Volume, variety, and velocity might make problematic what an enterprise wants to do, but these three are only a few of the problem variables. Here, again, the 3 Vs are insufficient.

Third Nature's Madsen, for his part, says he mostly agrees with this formulation, at least as a litmus test for big data problems. He's less sanguine than is Demarest about the 3 Vs, however.

"The 3 Vs are attached to big data as if they contain explanatory power and [an] ability to tie a product to one or more 'values' of the esteemed product in question. I'd say this is partially true at best," he observes. Madsen's biggest beef with the 3 Vs is that they're usually adduced as Something New.

"I see the 3 Vs being used to explain change over time or a break from the past: there's more, it's faster, and it's different," he points out. "As [Gartner's] Laney [has] pointed out, he wrote that stuff a decade or so ago, and was simply writing about the burgeoning data in the data warehousing and business intelligence world."

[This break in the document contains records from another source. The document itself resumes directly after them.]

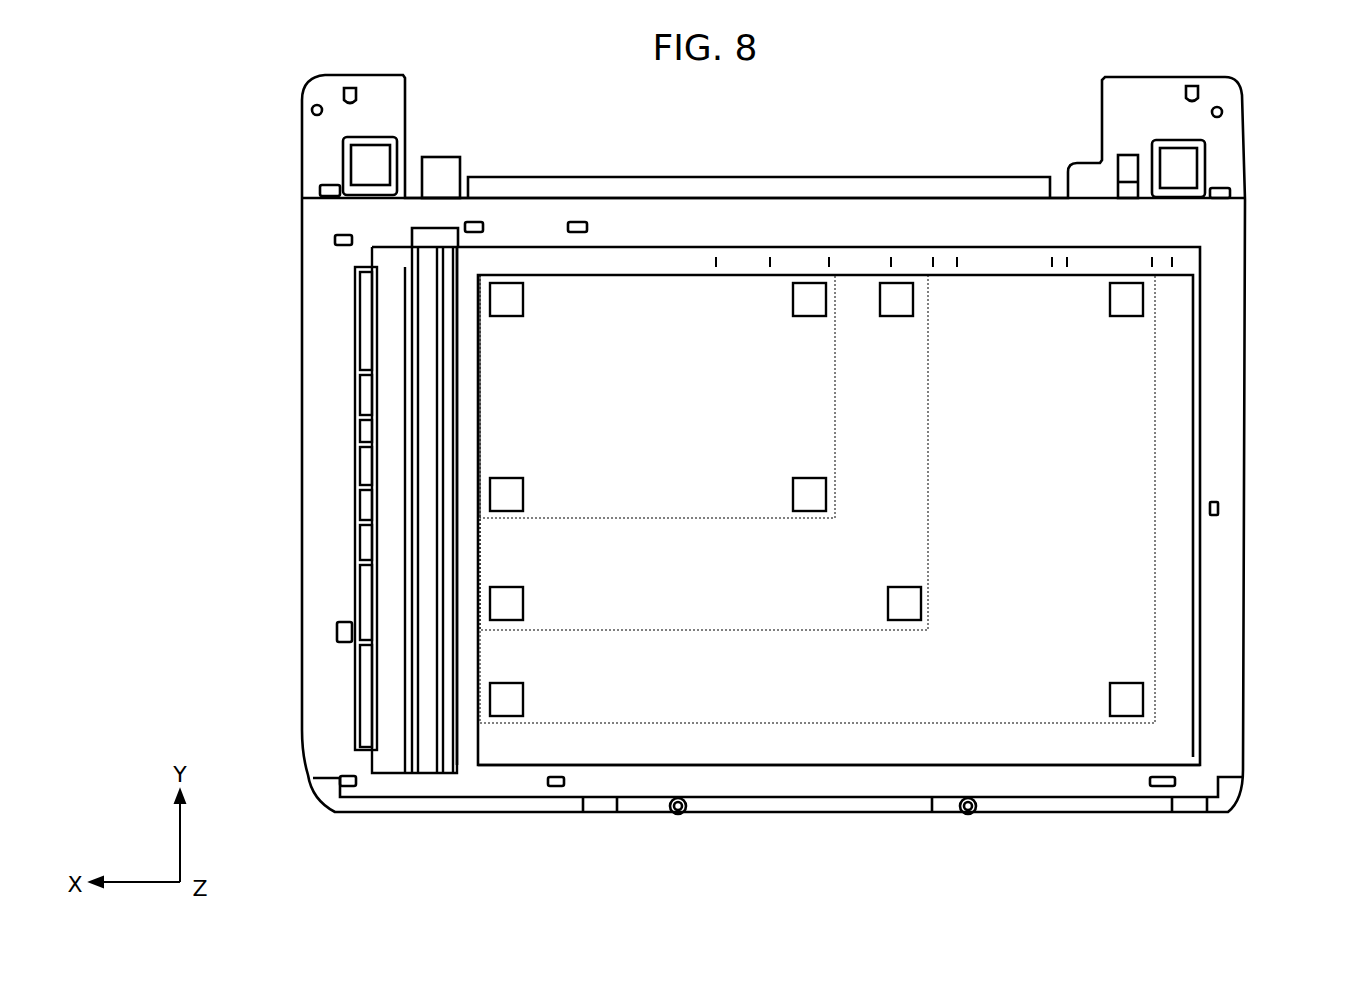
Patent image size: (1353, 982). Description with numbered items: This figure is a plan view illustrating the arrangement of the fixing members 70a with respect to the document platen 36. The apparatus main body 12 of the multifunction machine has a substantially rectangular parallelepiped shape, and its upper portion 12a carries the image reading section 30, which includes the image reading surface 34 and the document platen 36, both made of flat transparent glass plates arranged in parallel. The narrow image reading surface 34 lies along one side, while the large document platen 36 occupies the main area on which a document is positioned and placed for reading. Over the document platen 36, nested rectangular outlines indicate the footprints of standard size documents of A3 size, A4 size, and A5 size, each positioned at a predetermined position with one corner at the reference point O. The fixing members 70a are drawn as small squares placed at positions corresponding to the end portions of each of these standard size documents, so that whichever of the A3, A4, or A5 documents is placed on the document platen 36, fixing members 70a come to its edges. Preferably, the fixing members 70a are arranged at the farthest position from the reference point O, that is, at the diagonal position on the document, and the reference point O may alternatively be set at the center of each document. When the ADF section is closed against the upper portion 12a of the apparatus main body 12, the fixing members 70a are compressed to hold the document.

The apparatus main body 12 is at (1245, 462).
The upper portion of the apparatus main body 12a is at (1175, 240).
The image reading section 30 is at (634, 765).
The image reading surface 34 is at (390, 753).
The document platen 36 is at (588, 737).
The fixing members 70a is at (523, 298).
The A3 size A3 is at (1155, 680).
The A4 size A4 is at (928, 593).
The A5 size A5 is at (835, 425).
The reference point O is at (480, 280).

Madsen uses the example of "expanding" or of "exploding" data volumes, which are usually advanced as Exhibit A in any discussion of big data and its 3 Vs. Trouble is, they've been consistently and predictably "expanding" (or "exploding," "skyrocketing," and so on) for years.

In the present case, he argues, data volumes are (if anything) expanding in a different context: that of the Web 2.0 or the collaborative/social world. To some extent, the response to this involves reprising or retrofitting practices -- i.e., technologies, concepts, and methods -- that were developed to manage traditional (relational, hierarchical, semi-structured) data sources.

That's why we're seeing the DBMS-ification of Hadoop, Madsen concludes, somewhat tongue in cheek. "[Hadoop is] re-evolving exactly like the DB industry: Schema? Check. Indexes? Check. Catalog? Check. Random lookup? Check. SQL-like interface? Check. And so it goes."